In the last episode of the saga of the Evergreen properties, the City and DDA went through exclusive agreements and months of discussions with Royal Properties and Vlahakis Development about a proposal that was never fully developed. The deal with Royal Vlahakis ended just before the open call for proposals that led to Convexity’s and River Caddis’s proposals.
Talks with Royal Vlahakis ultimately stretched out over a year. It all ended when the previous City Council voted unanimously to reject the proposal.
At that point, encapsulating the view of most if not all Council members, then-Mayor Pro Tem Erik Altmann said, “The lesson of the last ten months is that we aren’t seeing the details.” “What I don’t see is a plan for making the concept work,” Altmann added.
That project, Council finally determined, was not viable.
This pattern stretches back longer. The Evergreen properties – now saddled with over $5 million in debt – were bought by the DDA back in 2009 to support an exclusive agreement with another developer, Scott Chappelle of Strathmore Development.
By 2015, that deal had morphed multiple times and the DDA ended up in an exclusive agreement with developer DTN. That, too, never came to fruition.
Why would the DDA enter into this Memorandum of Understanding now?
Fehrenbach’s logic is that River Caddis has a reasonable track record and “they are the only active proposal to the DDA properties. As such, it is prudent for the DDA to continue working towards a project with [River Caddis Development], while also seeking feedback from the review committee and public.”
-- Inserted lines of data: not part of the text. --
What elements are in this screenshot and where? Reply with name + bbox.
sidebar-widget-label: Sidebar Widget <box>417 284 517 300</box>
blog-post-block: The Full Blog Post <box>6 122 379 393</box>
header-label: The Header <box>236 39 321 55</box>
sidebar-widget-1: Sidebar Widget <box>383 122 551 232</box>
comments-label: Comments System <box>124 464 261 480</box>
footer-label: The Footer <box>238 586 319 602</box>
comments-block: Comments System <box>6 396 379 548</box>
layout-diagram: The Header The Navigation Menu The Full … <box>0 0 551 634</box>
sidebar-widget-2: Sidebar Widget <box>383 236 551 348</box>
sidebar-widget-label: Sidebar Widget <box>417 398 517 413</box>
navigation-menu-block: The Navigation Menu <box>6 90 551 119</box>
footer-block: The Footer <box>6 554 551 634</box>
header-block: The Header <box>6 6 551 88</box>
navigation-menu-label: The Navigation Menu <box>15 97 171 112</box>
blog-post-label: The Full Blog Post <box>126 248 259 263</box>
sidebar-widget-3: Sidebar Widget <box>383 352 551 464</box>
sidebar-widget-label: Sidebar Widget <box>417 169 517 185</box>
The debt is a real problem, and there is no easy solution. And River Caddis says they can (probably) make their idea work.
It is worth noting that in November of last year, local commercial real estate expert Van Martin strongly criticized the history of big public-private commercial deals in East Lansing. He recommended the DDA step back and work with professionals – like his company – to figure out the right way to get the best deal for these public properties.
Martin did not think the way the DDA was going about the problem, with what he saw as a poorly-constructed call for proposals, as the right way. That call for proposals led to just the one remaining proposal.
Nevertheless, it appears as if City staff believes the right way to go is to try to work with that single proposal currently on the table.